Ты с твоим чутьем да чтобы ничего не пронюхала? Хочешь, поклянусь, что ты все знаешь? — Годердзи рукой обмахнул низенький треногий табуретик, пододвинул к Малало поближе и тяжело опустился на него.
Так было вот уже сколько лет: если он хотел что-нибудь разведать, прежде всего выспрашивал Малало. Он очень верил ее интуиции.
— Нет, ей-богу, ничего не знаю, но... есть у меня одно подозрение...
— Говори.
— Да уж и не знаю, как сказать...— нерешительно промямлила она.
— Ладно, будет тебе юлить, говори! — сверкнул глазами Годердзи.
— Я так думаю: стыдится он нас...
— Да ну?!
— Да, да, ей-богу!
— Чего он стыдится, болван, чего нам не хватает?
— Да не знаю, только, думаю, как раз того и стыдится, что много имеем...
— Да ну?!
— Да, ей-богу, так.
— Смотри на него! — Годердзи шлепнул себя ладонями по коленям и поднялся с той стремительностью, с какой когда-то выбегал на борцовскую арену.
— Выходит, богатства стыдится?
— Не знаю, вроде так оно должно быть...
— Смотри на этого сукина сына! — взорвался Годердзи и с силой пнул табурет ногой. Табурет перевернулся в воздухе и, с грохотом стукнувшись об стенку, упал.
— Потому я и не люблю с тобой в открытую говорить. Бесишься, как бык на красное, а о деле говорить надо спокойно, с умом, с толком!
— Знаешь, что я тебе скажу?! Ну вас к дьяволу, и тебя, и твоего сыночка, обоих! — Годердзи в ярости хлопнул дверью — только стекла зазвенели.
Одно стекло выпало из рамы. Осколки разлетелись по полу.
— Ой, чтоб тебе провалиться, ненормальный, дикарь! — Малало послала мужу вслед жест, выражавший крайнее презрение и негодование.
Так кончился их разговор.
После того супруги долгое время не заикались на эту тему.

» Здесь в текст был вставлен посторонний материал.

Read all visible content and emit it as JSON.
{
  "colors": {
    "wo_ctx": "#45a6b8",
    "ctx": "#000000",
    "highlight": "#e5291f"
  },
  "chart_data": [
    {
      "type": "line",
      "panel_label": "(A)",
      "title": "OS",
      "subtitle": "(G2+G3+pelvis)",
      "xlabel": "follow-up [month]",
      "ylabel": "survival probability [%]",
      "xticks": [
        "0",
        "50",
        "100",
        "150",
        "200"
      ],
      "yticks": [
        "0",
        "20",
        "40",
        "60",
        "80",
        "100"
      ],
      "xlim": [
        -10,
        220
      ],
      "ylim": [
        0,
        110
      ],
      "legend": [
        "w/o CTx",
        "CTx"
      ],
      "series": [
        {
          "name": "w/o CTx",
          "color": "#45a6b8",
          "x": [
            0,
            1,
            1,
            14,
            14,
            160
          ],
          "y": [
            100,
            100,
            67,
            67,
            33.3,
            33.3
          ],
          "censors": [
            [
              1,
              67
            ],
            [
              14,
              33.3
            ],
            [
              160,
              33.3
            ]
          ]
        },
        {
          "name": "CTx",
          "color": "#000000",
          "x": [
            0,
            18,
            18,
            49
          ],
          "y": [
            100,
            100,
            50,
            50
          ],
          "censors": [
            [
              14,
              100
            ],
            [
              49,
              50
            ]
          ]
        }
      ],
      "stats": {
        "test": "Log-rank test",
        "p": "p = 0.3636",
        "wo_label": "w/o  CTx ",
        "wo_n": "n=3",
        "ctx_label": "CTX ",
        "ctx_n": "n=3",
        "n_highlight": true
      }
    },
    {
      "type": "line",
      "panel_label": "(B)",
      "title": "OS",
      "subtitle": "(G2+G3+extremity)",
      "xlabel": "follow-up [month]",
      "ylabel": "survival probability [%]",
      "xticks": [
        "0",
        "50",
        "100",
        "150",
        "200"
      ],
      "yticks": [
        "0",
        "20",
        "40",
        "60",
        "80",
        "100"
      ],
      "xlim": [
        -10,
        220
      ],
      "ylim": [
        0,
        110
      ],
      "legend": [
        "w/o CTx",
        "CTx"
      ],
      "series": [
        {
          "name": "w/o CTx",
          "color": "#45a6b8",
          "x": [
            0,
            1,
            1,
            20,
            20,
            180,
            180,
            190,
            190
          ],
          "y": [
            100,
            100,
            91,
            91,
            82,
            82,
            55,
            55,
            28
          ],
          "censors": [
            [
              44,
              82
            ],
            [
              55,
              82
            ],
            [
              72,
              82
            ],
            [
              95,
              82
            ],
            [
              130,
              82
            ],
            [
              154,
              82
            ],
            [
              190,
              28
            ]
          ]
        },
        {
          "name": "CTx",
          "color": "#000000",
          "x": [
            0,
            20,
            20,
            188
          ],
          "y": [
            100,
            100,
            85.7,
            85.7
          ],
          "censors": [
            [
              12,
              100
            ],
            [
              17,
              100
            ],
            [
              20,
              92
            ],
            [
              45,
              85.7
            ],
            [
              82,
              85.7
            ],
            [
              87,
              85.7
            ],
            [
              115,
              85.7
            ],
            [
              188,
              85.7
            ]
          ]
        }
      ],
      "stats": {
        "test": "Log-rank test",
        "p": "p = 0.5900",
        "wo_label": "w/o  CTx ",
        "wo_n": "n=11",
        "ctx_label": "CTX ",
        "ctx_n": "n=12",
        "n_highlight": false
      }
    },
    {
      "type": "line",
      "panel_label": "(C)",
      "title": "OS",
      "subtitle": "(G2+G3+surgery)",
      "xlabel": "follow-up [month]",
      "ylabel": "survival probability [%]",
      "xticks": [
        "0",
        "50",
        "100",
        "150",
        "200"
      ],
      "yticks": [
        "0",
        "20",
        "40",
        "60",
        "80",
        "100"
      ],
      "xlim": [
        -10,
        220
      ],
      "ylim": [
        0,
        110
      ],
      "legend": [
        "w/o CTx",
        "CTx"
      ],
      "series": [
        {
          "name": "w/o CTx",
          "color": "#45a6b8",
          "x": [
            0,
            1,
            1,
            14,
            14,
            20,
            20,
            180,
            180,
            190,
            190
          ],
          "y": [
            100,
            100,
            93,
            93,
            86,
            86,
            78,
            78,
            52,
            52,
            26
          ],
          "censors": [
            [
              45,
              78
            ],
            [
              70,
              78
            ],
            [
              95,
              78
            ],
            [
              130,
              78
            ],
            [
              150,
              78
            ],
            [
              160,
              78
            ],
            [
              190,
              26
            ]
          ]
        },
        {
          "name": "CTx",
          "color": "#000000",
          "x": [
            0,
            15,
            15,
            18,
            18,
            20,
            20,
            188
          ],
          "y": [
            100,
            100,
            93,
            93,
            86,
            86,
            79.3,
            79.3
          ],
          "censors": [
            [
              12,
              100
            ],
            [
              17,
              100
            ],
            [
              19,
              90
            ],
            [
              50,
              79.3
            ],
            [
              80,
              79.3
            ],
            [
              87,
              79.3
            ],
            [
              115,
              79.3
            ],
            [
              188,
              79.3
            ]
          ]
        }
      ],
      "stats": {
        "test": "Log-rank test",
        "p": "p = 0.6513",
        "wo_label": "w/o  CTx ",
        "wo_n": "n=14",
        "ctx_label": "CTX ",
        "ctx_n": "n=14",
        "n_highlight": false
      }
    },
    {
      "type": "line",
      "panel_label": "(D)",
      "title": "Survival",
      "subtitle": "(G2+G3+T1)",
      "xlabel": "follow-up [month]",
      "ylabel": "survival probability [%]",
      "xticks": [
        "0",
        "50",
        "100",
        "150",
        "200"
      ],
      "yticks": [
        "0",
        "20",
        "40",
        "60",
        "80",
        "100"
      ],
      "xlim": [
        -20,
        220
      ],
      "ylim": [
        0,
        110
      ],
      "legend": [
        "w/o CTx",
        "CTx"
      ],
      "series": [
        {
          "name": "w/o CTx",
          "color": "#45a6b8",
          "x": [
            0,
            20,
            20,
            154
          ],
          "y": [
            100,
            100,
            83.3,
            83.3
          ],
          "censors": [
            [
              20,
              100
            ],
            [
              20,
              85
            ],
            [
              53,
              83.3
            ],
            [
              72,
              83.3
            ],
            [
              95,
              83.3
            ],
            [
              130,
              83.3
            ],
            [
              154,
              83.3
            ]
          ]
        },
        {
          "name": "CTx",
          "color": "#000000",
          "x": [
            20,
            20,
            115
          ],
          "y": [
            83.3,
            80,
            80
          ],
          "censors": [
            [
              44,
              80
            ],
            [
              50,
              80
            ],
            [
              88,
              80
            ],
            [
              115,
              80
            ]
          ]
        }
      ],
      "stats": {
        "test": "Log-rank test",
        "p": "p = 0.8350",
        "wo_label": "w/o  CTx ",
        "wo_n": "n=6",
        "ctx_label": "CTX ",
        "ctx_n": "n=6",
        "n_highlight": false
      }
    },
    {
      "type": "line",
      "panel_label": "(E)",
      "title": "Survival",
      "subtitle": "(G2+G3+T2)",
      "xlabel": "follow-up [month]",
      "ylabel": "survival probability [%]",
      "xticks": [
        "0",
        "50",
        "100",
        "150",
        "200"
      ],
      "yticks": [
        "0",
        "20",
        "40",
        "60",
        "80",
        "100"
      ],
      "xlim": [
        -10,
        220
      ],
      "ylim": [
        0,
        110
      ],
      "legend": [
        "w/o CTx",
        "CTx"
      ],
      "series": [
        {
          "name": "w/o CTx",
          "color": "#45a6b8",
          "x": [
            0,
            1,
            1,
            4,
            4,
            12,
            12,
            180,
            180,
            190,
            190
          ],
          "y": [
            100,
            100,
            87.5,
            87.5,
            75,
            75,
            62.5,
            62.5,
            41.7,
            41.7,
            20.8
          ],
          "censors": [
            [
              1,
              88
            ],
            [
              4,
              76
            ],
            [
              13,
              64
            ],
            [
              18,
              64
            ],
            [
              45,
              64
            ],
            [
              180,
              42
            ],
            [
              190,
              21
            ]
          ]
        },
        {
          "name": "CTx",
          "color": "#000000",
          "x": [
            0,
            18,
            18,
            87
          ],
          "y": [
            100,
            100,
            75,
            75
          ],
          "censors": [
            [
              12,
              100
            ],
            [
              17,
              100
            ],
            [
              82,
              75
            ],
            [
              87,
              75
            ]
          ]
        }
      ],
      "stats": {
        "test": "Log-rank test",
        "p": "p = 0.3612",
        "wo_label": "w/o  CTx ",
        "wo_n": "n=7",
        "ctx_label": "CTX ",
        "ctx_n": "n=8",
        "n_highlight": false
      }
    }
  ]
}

А Малхаз совсем отбился от дому.
Однажды, когда Годердзи вернулся откуда-то ночью непривычно пьяный, Малало, стащив с тяжело сопевшего мужа заграничные штиблеты с фетровым верхом, опустила ему ноги в таз с горячей водой (сильно пьяного она не пускала его в ванную — не ровен час, сердце разорвется), взбила большие пуховые подушки и недовольно проговорила:
— Ты вот хлещешь до потери сознания, а мальчик у нас на глазах пропадает...
— Как? — внезапно отрезвев, резко спросил Годердзи и уставил на жену свои огромные глаза.
Стоило упомянуть сына, и всегда неторопливый, сдержанный, он впадал в необыкновенное беспокойство.
— Да так, что он комнату снимать хочет, решил отделиться от нас,— дрогнувшим голосом сказала Малало и, нагнувшись, стала подтирать тряпкой капли воды на паркете. Лицо отвернула от мужа — не хотела, чтобы слезы ее видел.
В комнате воцарилась тишина.
Когда молчание слишком затянулось, Малало выпрямилась, обернулась, глянула на мужа да чуть не закричала: минуту назад багровый от вина Годердзи сейчас был белее полотна. Глаза необычайно расширились, рот приоткрылся, грудь вздымалась, как кузнечный мех, а полусогнутые в локтях руки он держал над головой так, словно кто-то невидимый ему это под ружьем приказал.
— Что с тобой, Годо? - подскочила к нему Малало, схватила за руки, опустила их, отерла ему пот со лба.
Потом метнулась к камину — на каминной полке в шкатулочке хранился валидол. Сунула ему таблетку под язык, побежала, принесла мокрое полотенце на лоб, уложила его в постель и сама присела в изголовье и напряженно уставилась ему в глаза.
Когда Годердзи немного полегчало, и глаза стали нормальными и дыхание, Малало, вся в слезах, приблизила лицо к его лицу и полуумоляюще, полуукоризненно зашептала:
— Что же это, Годердзи, разве можно так?
— Да ну,— со вздохом возразил он, отвел взор, отвернулся к стене и затих, так что и дыхания его не было слышно.
Позднее, когда Малало погасила свет и, не раздеваясь, легла на постель, Годердзи, как бы про себя, проговорил:
— Проклятье! Все мои старания, всё — впустую. Не зря говорится, что крепость падает, когда внутри измена. Этот парень становую жилу мне оборвет. Пусть скажет прямо, чего он хочет!.. Кто еще у меня есть, кроме него? Не ради него ли я мучаюсь? До самоубийства доведет меня, стервец, ей-богу, руки на себя наложу!..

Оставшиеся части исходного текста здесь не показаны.